Type 4: soft sausage

Considered together with type 3 as ideal feces, this type of excrement is characterized by its unique and smooth shape . It would have the shape of a sausage or black pudding without cracks or bulges, and a soft consistency. It would indicate normal digestion.

Type 5: pieces of dough with defined edges

These types of faeces would indicate a possible deficit of fibre and a relatively fast and smooth transit . These are pieces of faecal mass with well-defined edges and a doughy consistency.

Type 6: doughy fragments with irregular edges

This type of stool is characterized by being almost liquid, appearing only fragments of which it is difficult to recognize the edges. It is usually produced at times of mild diarrhoea , generally appearing in the presence of indigestion or viral processes and may cause dehydration.

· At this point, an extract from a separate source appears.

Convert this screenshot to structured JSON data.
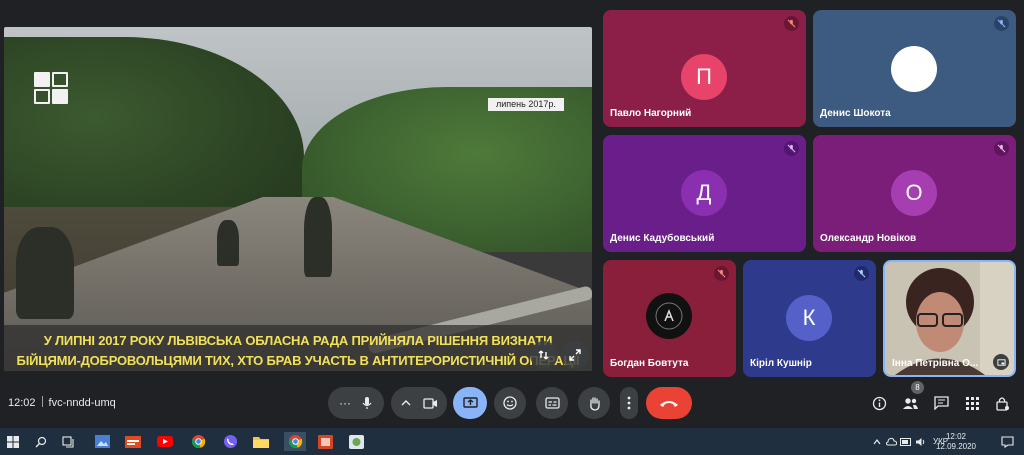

Type 7: fully liquid stools

The latter type of faeces corresponds to situations in which food has passed through the digestive system very quickly, appearing in situations of acute diarrhoea of great importance. The faeces are totally liquid, in the form of a purée, with no solid elements . This type of faeces is produced at times when there is a risk of dehydration.

Color is also important

The above types are especially important when it comes to identifying what our stools look like, but there are other factors such as colour which can also be indicative of different problems . In this sense, we should consider what the following colours imply.

1. Brown stools

Brown is the usual color of the stool, indicating normality. The colouring can be lighter or darker depending on the diet .

2. Green stools

Although it may seem striking, the green color of the stool is usually derived from a diet rich in vegetables with chlorophyll or the taking of some drugs . They are common in the first week of life. It may also be indicative of food intolerance, gallbladder obstructions or rapid intestinal transit.

3. Yellow stools

A yellow color in the stool may indicate more serious problems. Excess fat in the stool is produced as an effect of . You may be reporting liver problems (including hepatitis), gastric reflux problems, gallstones, some bacterial infections, or celiac disease.

4. Red stools

The red color in the stool can come from foods such as beets or tomatoes. However, especially when spots appear in the stool or in toilet water, it may be due to the presence of blood in the stool . This may be due to lesions in the lower part of the digestive system.

5. Black or dark stools

The presence of black stools may be an indication of danger. It is usually due to the presence of bleeding or hemorrhage in the upper part of the digestive tract (which may even arise as a result of cancer or an ulcer), such as the stomach, or due to an excess of iron. They can also be caused by eating large amounts of some foods. It requires a consultation with the doctor.

6. White stools

It is unusual, but it can also happen that the stools are white or whitish. This is abnormal and may indicate blockages, lack of bile or liver or pancreas problems . Nodal problems or certain tumours can also generate them. Likewise, the consumption of some drugs can generate this colouring. If our stools are white, we should go to the doctor quickly.

Bibliographic references:

  • Martínez, A.P. and de Azevedo, G.R. (2012). Translation, cultural adaptation and validation of the “Bristol Stool Form Scale”. Rev. Latino-Am. Enfermagem, 20 (3).